Nutritionist's food for thought

October 20, 1995

Nutritionists are so plagued by pressures from industry, governments and funding agencies that their science would appear "unacceptably relativist" to other disciplines, according to Prakash Shetty, the new professor of human nutrition at the London School of Hygiene and Tropical Medicine.

In his inaugural lecture this week, he said that nutritionists have been forced to concede their sovereignty over the field to economists, development experts and sociologists - who are likely to be supported by these very same funding institutions. "Any belief that such important recommendations on people's food needs are based on only sound scientific principles is naive to say the least," he said.

But Professor Shetty said that the voice of physiology would get louder. The sixth World Food Report, published next year, will end the ideological stranglehold of its 1985 predecessor, he said.
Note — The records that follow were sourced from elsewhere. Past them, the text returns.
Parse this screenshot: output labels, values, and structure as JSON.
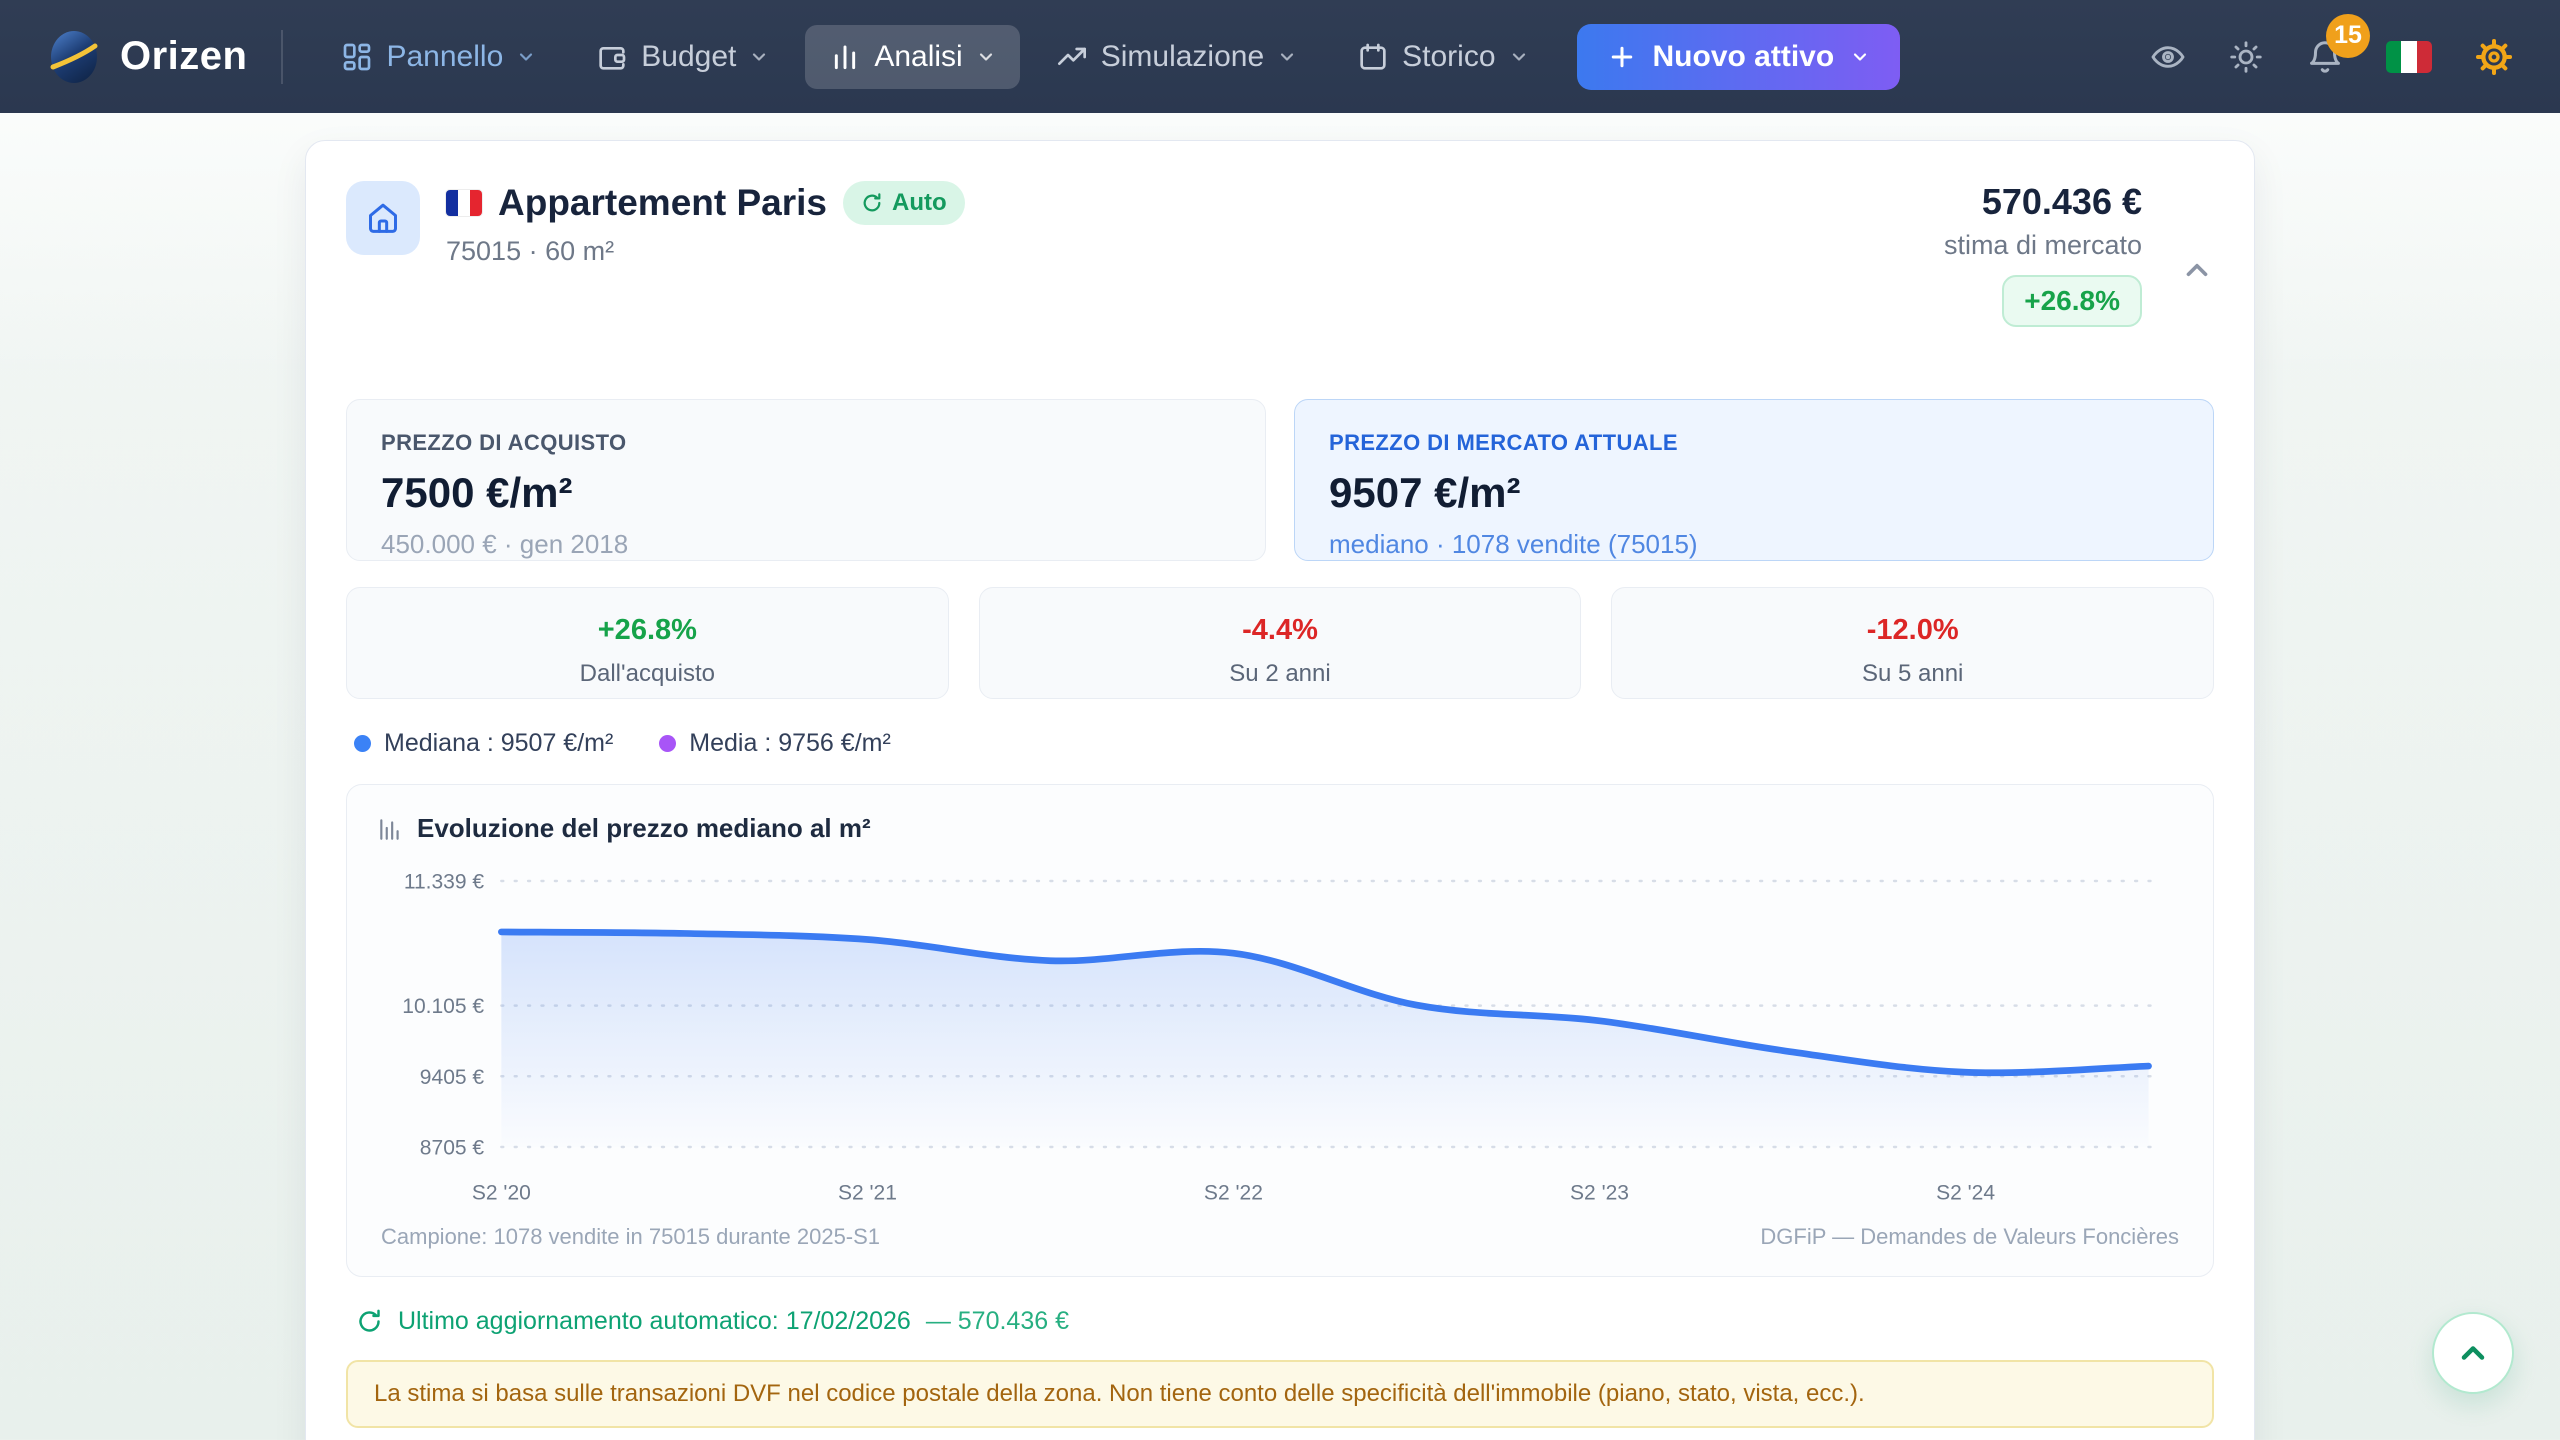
{
  "nav": {
    "brand": "Orizen",
    "items": [
      {
        "label": "Pannello"
      },
      {
        "label": "Budget"
      },
      {
        "label": "Analisi"
      },
      {
        "label": "Simulazione"
      },
      {
        "label": "Storico"
      }
    ],
    "new_asset_label": "Nuovo attivo",
    "notifications_count": "15"
  },
  "asset": {
    "title": "Appartement Paris",
    "auto_badge": "Auto",
    "subtitle": "75015 · 60 m²",
    "estimate_value": "570.436 €",
    "estimate_label": "stima di mercato",
    "estimate_change": "+26.8%"
  },
  "panels": {
    "purchase": {
      "label": "PREZZO DI ACQUISTO",
      "value": "7500 €/m²",
      "sub": "450.000 € · gen 2018"
    },
    "market": {
      "label": "PREZZO DI MERCATO ATTUALE",
      "value": "9507 €/m²",
      "sub": "mediano · 1078 vendite (75015)"
    }
  },
  "stats": [
    {
      "value": "+26.8%",
      "label": "Dall'acquisto",
      "direction": "up",
      "color": "#16a34a"
    },
    {
      "value": "-4.4%",
      "label": "Su 2 anni",
      "direction": "down",
      "color": "#dc2626"
    },
    {
      "value": "-12.0%",
      "label": "Su 5 anni",
      "direction": "down",
      "color": "#dc2626"
    }
  ],
  "legend": [
    {
      "label": "Mediana : 9507 €/m²",
      "color": "#3b82f6"
    },
    {
      "label": "Media : 9756 €/m²",
      "color": "#a855f7"
    }
  ],
  "chart_data": {
    "type": "area",
    "title": "Evoluzione del prezzo mediano al m²",
    "x": [
      "S2 '20",
      "S1 '21",
      "S2 '21",
      "S1 '22",
      "S2 '22",
      "S1 '23",
      "S2 '23",
      "S1 '24",
      "S2 '24",
      "S1 '25"
    ],
    "series": [
      {
        "name": "Mediana (€/m²)",
        "values": [
          10835,
          10820,
          10760,
          10550,
          10625,
          10110,
          9955,
          9660,
          9445,
          9507
        ]
      }
    ],
    "x_tick_labels": [
      "S2 '20",
      "S2 '21",
      "S2 '22",
      "S2 '23",
      "S2 '24"
    ],
    "x_tick_indices": [
      0,
      2,
      4,
      6,
      8
    ],
    "y_ticks": [
      {
        "value": 11339,
        "label": "11.339 €"
      },
      {
        "value": 10105,
        "label": "10.105 €"
      },
      {
        "value": 9405,
        "label": "9405 €"
      },
      {
        "value": 8705,
        "label": "8705 €"
      }
    ],
    "ylim": [
      8705,
      11339
    ],
    "grid": "horizontal-dotted",
    "legend_position": "above-chart",
    "line_color": "#3b7bf2",
    "footer_left": "Campione: 1078 vendite in 75015 durante 2025-S1",
    "footer_right": "DGFiP — Demandes de Valeurs Foncières"
  },
  "update_line": {
    "text": "Ultimo aggiornamento automatico: 17/02/2026",
    "amount": "— 570.436 €"
  },
  "warning": "La stima si basa sulle transazioni DVF nel codice postale della zona. Non tiene conto delle specificità dell'immobile (piano, stato, vista, ecc.)."
}
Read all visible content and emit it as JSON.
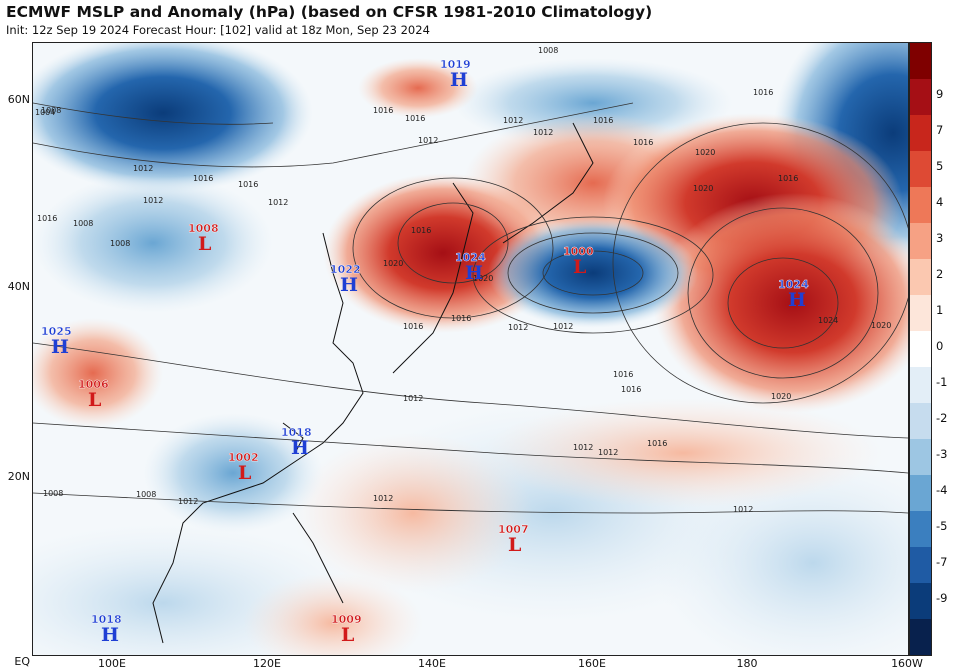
{
  "title": "ECMWF MSLP and Anomaly (hPa) (based on CFSR 1981-2010 Climatology)",
  "subtitle": "Init: 12z Sep 19 2024   Forecast Hour: [102]   valid at 18z Mon, Sep 23 2024",
  "colors": {
    "positive_strong": "#a50f15",
    "positive_mid": "#e0604a",
    "positive_light": "#fbd5c2",
    "neutral": "#ffffff",
    "negative_light": "#cfe3f0",
    "negative_mid": "#5c9ccc",
    "negative_strong": "#0b3c7a",
    "high_marker": "#1f3fd4",
    "low_marker": "#d11a1a"
  },
  "lat_labels": [
    "60N",
    "40N",
    "20N",
    "EQ"
  ],
  "lon_labels": [
    "100E",
    "120E",
    "140E",
    "160E",
    "180",
    "160W"
  ],
  "colorbar": {
    "labels": [
      "9",
      "7",
      "5",
      "4",
      "3",
      "2",
      "1",
      "0",
      "-1",
      "-2",
      "-3",
      "-4",
      "-5",
      "-7",
      "-9"
    ]
  },
  "isobar_labels": [
    "1008",
    "1016",
    "1012",
    "1016",
    "1016",
    "1012",
    "1016",
    "1020",
    "1016",
    "1016",
    "1012",
    "1008",
    "1004",
    "1012",
    "1016",
    "1016",
    "1012",
    "1012",
    "1016",
    "1008",
    "1008",
    "1016",
    "1020",
    "1020",
    "1016",
    "1016",
    "1012",
    "1012",
    "1016",
    "1020",
    "1024",
    "1020",
    "1020",
    "1016",
    "1016",
    "1012",
    "1012",
    "1012",
    "1012",
    "1008",
    "1012",
    "1008",
    "1012"
  ],
  "pressure_centers": [
    {
      "type": "H",
      "value": "1019"
    },
    {
      "type": "L",
      "value": "1008"
    },
    {
      "type": "H",
      "value": "1022"
    },
    {
      "type": "H",
      "value": "1024"
    },
    {
      "type": "L",
      "value": "1000"
    },
    {
      "type": "H",
      "value": "1024"
    },
    {
      "type": "H",
      "value": "1025"
    },
    {
      "type": "L",
      "value": "1006"
    },
    {
      "type": "L",
      "value": "1002"
    },
    {
      "type": "H",
      "value": "1018"
    },
    {
      "type": "L",
      "value": "1007"
    },
    {
      "type": "H",
      "value": "1018"
    },
    {
      "type": "L",
      "value": "1009"
    }
  ]
}
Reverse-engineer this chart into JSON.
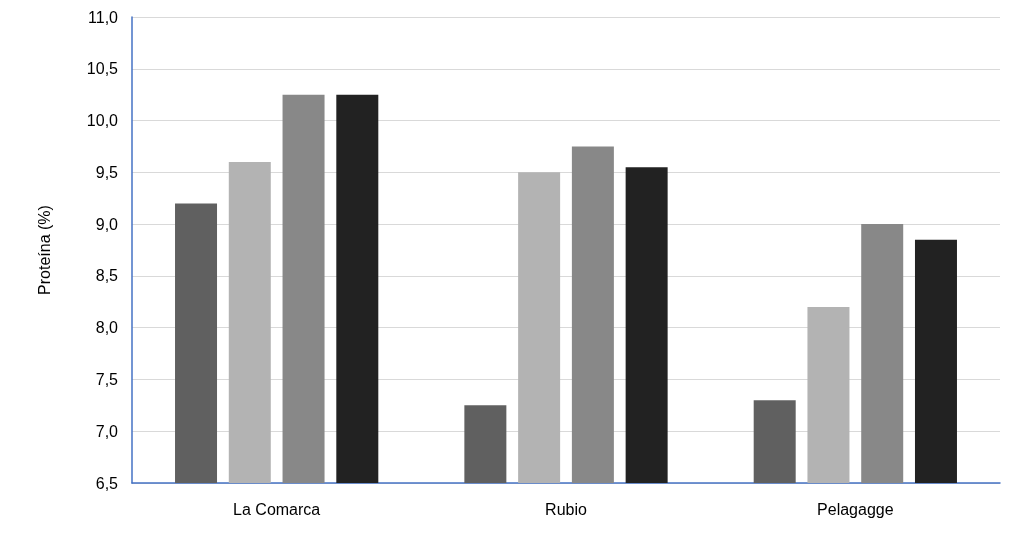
{
  "chart_data": {
    "type": "bar",
    "ylabel": "Proteína (%)",
    "categories": [
      "La Comarca",
      "Rubio",
      "Pelagagge"
    ],
    "series": [
      {
        "color": "#606060",
        "values": [
          9.2,
          7.25,
          7.3
        ]
      },
      {
        "color": "#b3b3b3",
        "values": [
          9.6,
          9.5,
          8.2
        ]
      },
      {
        "color": "#888888",
        "values": [
          10.25,
          9.75,
          9.0
        ]
      },
      {
        "color": "#222222",
        "values": [
          10.25,
          9.55,
          8.85
        ]
      }
    ],
    "ylim": [
      6.5,
      11
    ],
    "yticks": [
      {
        "value": 6.5,
        "label": "6,5"
      },
      {
        "value": 7,
        "label": "7,0"
      },
      {
        "value": 7.5,
        "label": "7,5"
      },
      {
        "value": 8,
        "label": "8,0"
      },
      {
        "value": 8.5,
        "label": "8,5"
      },
      {
        "value": 9,
        "label": "9,0"
      },
      {
        "value": 9.5,
        "label": "9,5"
      },
      {
        "value": 10,
        "label": "10,0"
      },
      {
        "value": 10.5,
        "label": "10,5"
      },
      {
        "value": 11,
        "label": "11,0"
      }
    ],
    "grid": "y"
  }
}
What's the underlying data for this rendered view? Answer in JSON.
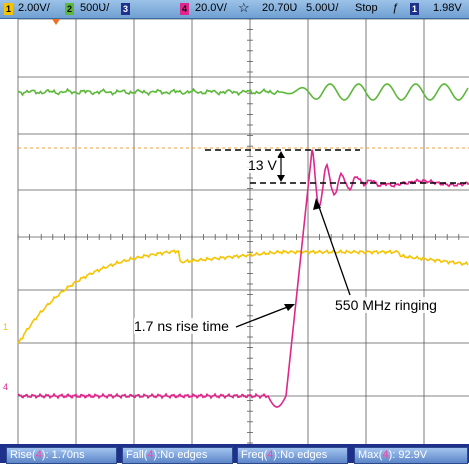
{
  "status_bar": {
    "ch1_number": "1",
    "ch1_scale": "2.00V/",
    "ch2_number": "2",
    "ch2_scale": "500Ʋ/",
    "ch3_number": "3",
    "ch4_number": "4",
    "ch4_scale": "20.0V/",
    "trigger_icon": "☆",
    "time_offset": "20.70Ʋ",
    "time_scale": "5.00Ʋ/",
    "run_state": "Stop",
    "trigger_slope": "ƒ",
    "trigger_channel": "1",
    "trigger_level": "1.98V"
  },
  "annotations": {
    "overshoot": "13 V",
    "rise_time": "1.7 ns rise time",
    "ringing": "550 MHz ringing"
  },
  "measurements": [
    {
      "name": "Rise",
      "channel": "4",
      "value": ": 1.70ns"
    },
    {
      "name": "Fall",
      "channel": "4",
      "value": ":No edges"
    },
    {
      "name": "Freq",
      "channel": "4",
      "value": ":No edges"
    },
    {
      "name": "Max",
      "channel": "4",
      "value": ": 92.9V"
    }
  ],
  "colors": {
    "ch1": "#f5c400",
    "ch2": "#5cb83a",
    "ch4": "#e0268c",
    "trigger_level_line": "#f0a040",
    "grid": "#5a5a5a"
  },
  "markers": {
    "ch1_ground": "1",
    "ch4_ground": "4"
  }
}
Published every decade, the report will next year substantially increase the minimum amount of energy deemed to be necessary, from its 1985 level of 1.2 times the basal metabolic rate (energy used when sleeping) to 1.54 times.

"The fifth report was most contentious," said Professor Shetty. "The level does not even provide for maintenance requirements. It means sitting for the whole day." The new level will allow for light work.

He said he was optimistic about a new convergence of ideas in the United Kingdom, the United States and Canada.